Dan Pearson, a fire behavior analyst, said firefighters are expecting strong winds to continue blowing northeast and then southeast on Monday and for several more days, complicating the firefight.

John Pendergrast, an air resource adviser, said he was expecting Las Vegas and surrounding areas to be faced with unhealthy and hazardous air conditions because of smoke for much of the day Monday.

West Las Vegas School District announced that it would be closed on Monday and Las Vegas City Schools announced that they would be closed through Wednesday.

“I was feeling pretty good this morning. But when I got home this afternoon, I was pretty shook up. And I think part of it is stress,” Perea Casey said. “Just thinking about everything that’s going on, the losses that people have suffered.”

The Hermits Peak Fire started as a prescribed burn, which got out of control. The cause of the Calf Canyon Fire is still under investigation.

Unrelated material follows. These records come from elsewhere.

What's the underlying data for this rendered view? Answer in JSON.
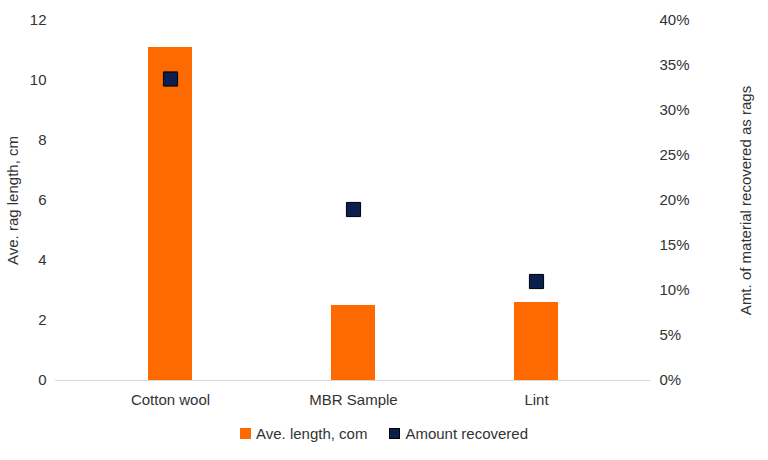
{
  "chart_data": {
    "type": "bar",
    "categories": [
      "Cotton wool",
      "MBR Sample",
      "Lint"
    ],
    "series": [
      {
        "name": "Ave. length, com",
        "type": "bar",
        "color": "#ff6a00",
        "values": [
          11.1,
          2.5,
          2.6
        ]
      },
      {
        "name": "Amount recovered",
        "type": "scatter",
        "marker": "square",
        "color": "#0b1f4d",
        "axis": "y2",
        "values": [
          33.5,
          19,
          11
        ]
      }
    ],
    "y_label": "Ave. rag length, cm",
    "y2_label": "Amt. of material recovered as rags",
    "ylim": [
      0,
      12
    ],
    "yticks": [
      0,
      2,
      4,
      6,
      8,
      10,
      12
    ],
    "y2lim": [
      0,
      40
    ],
    "y2ticks": [
      {
        "value": 0,
        "label": "0%"
      },
      {
        "value": 5,
        "label": "5%"
      },
      {
        "value": 10,
        "label": "10%"
      },
      {
        "value": 15,
        "label": "15%"
      },
      {
        "value": 20,
        "label": "20%"
      },
      {
        "value": 25,
        "label": "25%"
      },
      {
        "value": 30,
        "label": "30%"
      },
      {
        "value": 35,
        "label": "35%"
      },
      {
        "value": 40,
        "label": "40%"
      }
    ],
    "legend": "bottom"
  }
}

Santa Fe National Forest officials, meanwhile, announced Sunday that the entire Pecos-Las Vegas Ranger District East of Santa Fe will be shut down to the public for the rest of the year, or until the order is rescinded. Violators could face $5,000 to $10,000 fines and even jail time, according to a news release.

Cerro Pelado Fire

The Cerro Pelado Fire, which started April 22, is burning seven miles east of Jemez Springs. The fire had grown to 17,885 acres by Sunday night. It was 10% contained.

Santa Fe National Forest officials have said the fire has destroyed at least three homes.

Sandoval County Fire and Rescue said Sunday on Twitter that residents who live near Valles Caldera should evacuate their homes.

Bandelier National Monument is closed until further notice.

Cooks Peak Fire

Another large fire is burning north of the Calf Canyon/Hermits Peak Fire. The Cooks Peak Fire started April 17 and has grown to 59,063 acres. The fire has also led to evacuations in several communities.

The cause of the fire is under investigation.